I’d stay a virgin forever, never open my legs for some boy

following the demands of his cock. Funny

the promises you make when you don’t know better,

and the ones you keep when you do. I am listening

to fat globs of rain plop on patio tiles

like the slap of skin against skin. A beautiful

ugly closeness, a crude intimacy, picking at each other’s scars.

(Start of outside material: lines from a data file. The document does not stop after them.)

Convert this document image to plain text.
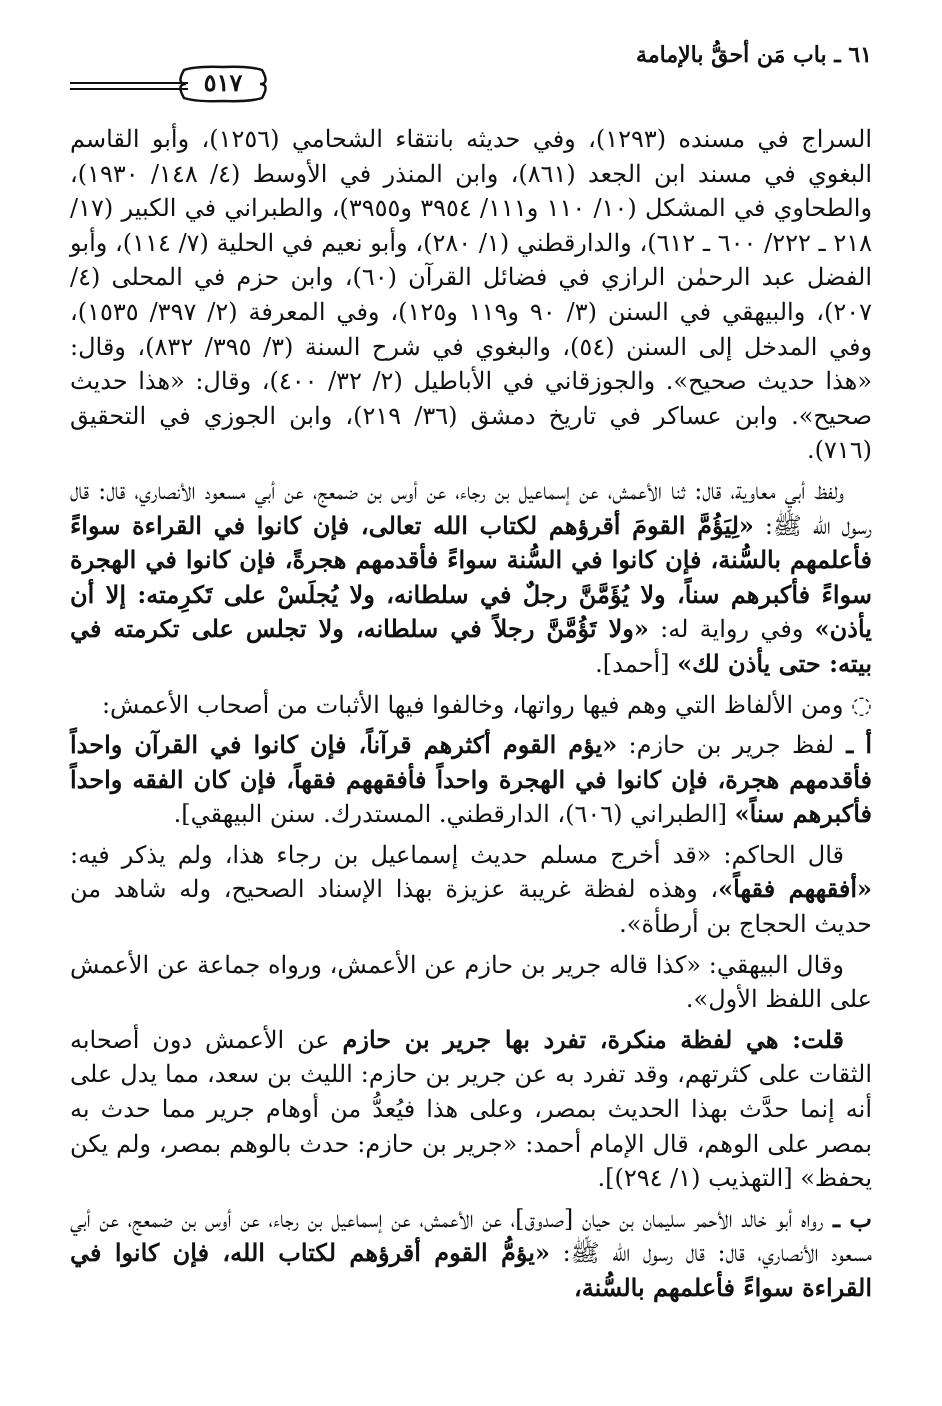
٦١ ـ باب مَن أحقُّ بالإمامة
٥١٧

السراج في مسنده (١٢٩٣)، وفي حديثه بانتقاء الشحامي (١٢٥٦)، وأبو القاسم البغوي في مسند ابن الجعد (٨٦١)، وابن المنذر في الأوسط (٤/ ١٤٨/ ١٩٣٠)، والطحاوي في المشكل (١٠/ ١١٠ و١١١/ ٣٩٥٤ و٣٩٥٥)، والطبراني في الكبير (١٧/ ٢١٨ ـ ٢٢٢/ ٦٠٠ ـ ٦١٢)، والدارقطني (١/ ٢٨٠)، وأبو نعيم في الحلية (٧/ ١١٤)، وأبو الفضل عبد الرحمٰن الرازي في فضائل القرآن (٦٠)، وابن حزم في المحلى (٤/ ٢٠٧)، والبيهقي في السنن (٣/ ٩٠ و١١٩ و١٢٥)، وفي المعرفة (٢/ ٣٩٧/ ١٥٣٥)، وفي المدخل إلى السنن (٥٤)، والبغوي في شرح السنة (٣/ ٣٩٥/ ٨٣٢)، وقال: «هذا حديث صحيح». والجوزقاني في الأباطيل (٢/ ٣٢/ ٤٠٠)، وقال: «هذا حديث صحيح». وابن عساكر في تاريخ دمشق (٣٦/ ٢١٩)، وابن الجوزي في التحقيق (٧١٦).

ولفظ أبي معاوية، قال: ثنا الأعمش، عن إسماعيل بن رجاء، عن أوس بن ضمعج، عن أبي مسعود الأنصاري، قال: قال رسول الله ﷺ: «لِيَؤُمَّ القومَ أقرؤهم لكتاب الله تعالى، فإن كانوا في القراءة سواءً فأعلمهم بالسُّنة، فإن كانوا في السُّنة سواءً فأقدمهم هجرةً، فإن كانوا في الهجرة سواءً فأكبرهم سناً، ولا يُؤَمَّنَّ رجلٌ في سلطانه، ولا يُجلَسْ على تَكرِمته: إلا أن يأذن» وفي رواية له: «ولا تَؤُمَّنَّ رجلاً في سلطانه، ولا تجلس على تكرمته في بيته: حتى يأذن لك» [أحمد].

◌ ومن الألفاظ التي وهم فيها رواتها، وخالفوا فيها الأثبات من أصحاب الأعمش:

أ ـ لفظ جرير بن حازم: «يؤم القوم أكثرهم قرآناً، فإن كانوا في القرآن واحداً فأقدمهم هجرة، فإن كانوا في الهجرة واحداً فأفقههم فقهاً، فإن كان الفقه واحداً فأكبرهم سناً» [الطبراني (٦٠٦)، الدارقطني. المستدرك. سنن البيهقي].

قال الحاكم: «قد أخرج مسلم حديث إسماعيل بن رجاء هذا، ولم يذكر فيه: «أفقههم فقهاً»، وهذه لفظة غريبة عزيزة بهذا الإسناد الصحيح، وله شاهد من حديث الحجاج بن أرطأة».

وقال البيهقي: «كذا قاله جرير بن حازم عن الأعمش، ورواه جماعة عن الأعمش على اللفظ الأول».

قلت: هي لفظة منكرة، تفرد بها جرير بن حازم عن الأعمش دون أصحابه الثقات على كثرتهم، وقد تفرد به عن جرير بن حازم: الليث بن سعد، مما يدل على أنه إنما حدَّث بهذا الحديث بمصر، وعلى هذا فيُعدُّ من أوهام جرير مما حدث به بمصر على الوهم، قال الإمام أحمد: «جرير بن حازم: حدث بالوهم بمصر، ولم يكن يحفظ» [التهذيب (١/ ٢٩٤)].

ب ـ رواه أبو خالد الأحمر سليمان بن حيان [صدوق]، عن الأعمش، عن إسماعيل بن رجاء، عن أوس بن ضمعج، عن أبي مسعود الأنصاري، قال: قال رسول الله ﷺ: «يؤمُّ القوم أقرؤهم لكتاب الله، فإن كانوا في القراءة سواءً فأعلمهم بالسُّنة،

Sometimes I watch them eat raspberries, picking off

each red drupelet individually, savouring, drawing out. I am learning

patience in these small gestures, drops

of water against stone. At nine

I ripped a sapling out by the roots

to understand my mother, how she grew anger

in place of love. I felt it then, the rush, the force chafing

against my hand, the sudden blank

freefall when it gave. Ten years on

I listen hopefully for their irregular flurry of footsteps

down the staircase, their wordless murmur

at the door – the days tumbling gently from my fingers

like glass beads shattering out of sight.

But I still flinch when the door opens

without warning, because I know

what makes a child hide in the garage, a girl

get in her teachers’ cars, a boy

leave home at eighteen and never look back.


They sleep in my bed now and my father knows, awkwardly

letting himself out of my apartment with a goodbye

ridden with holes

they know they will never fill. But our first night

we lay awake with our sides pressed together, an unbearable heat

growing where we were joined, not friction

but a soldering iron’s searing kiss. I woke up half melted

in a puddle of old fears and new. Now I don’t know

which shape I have taken in my father’s eyes –

man learning patience, boy learning devotion, girl

learning to live on scraps of love. What I know

is six months ago I sat

on the end of their bed as they slept, trying not to grieve

for what had not yet been lost. Now their heartbeat in my ear

still makes me shiver, and I lie closer, lines of skin blurring

like memory and speculation – fear and nostalgia – train platforms

and apartment windows – until we are one

little girl sitting on the precipice, tears streaming

from her eyes, hugging herself tightly and not jumping.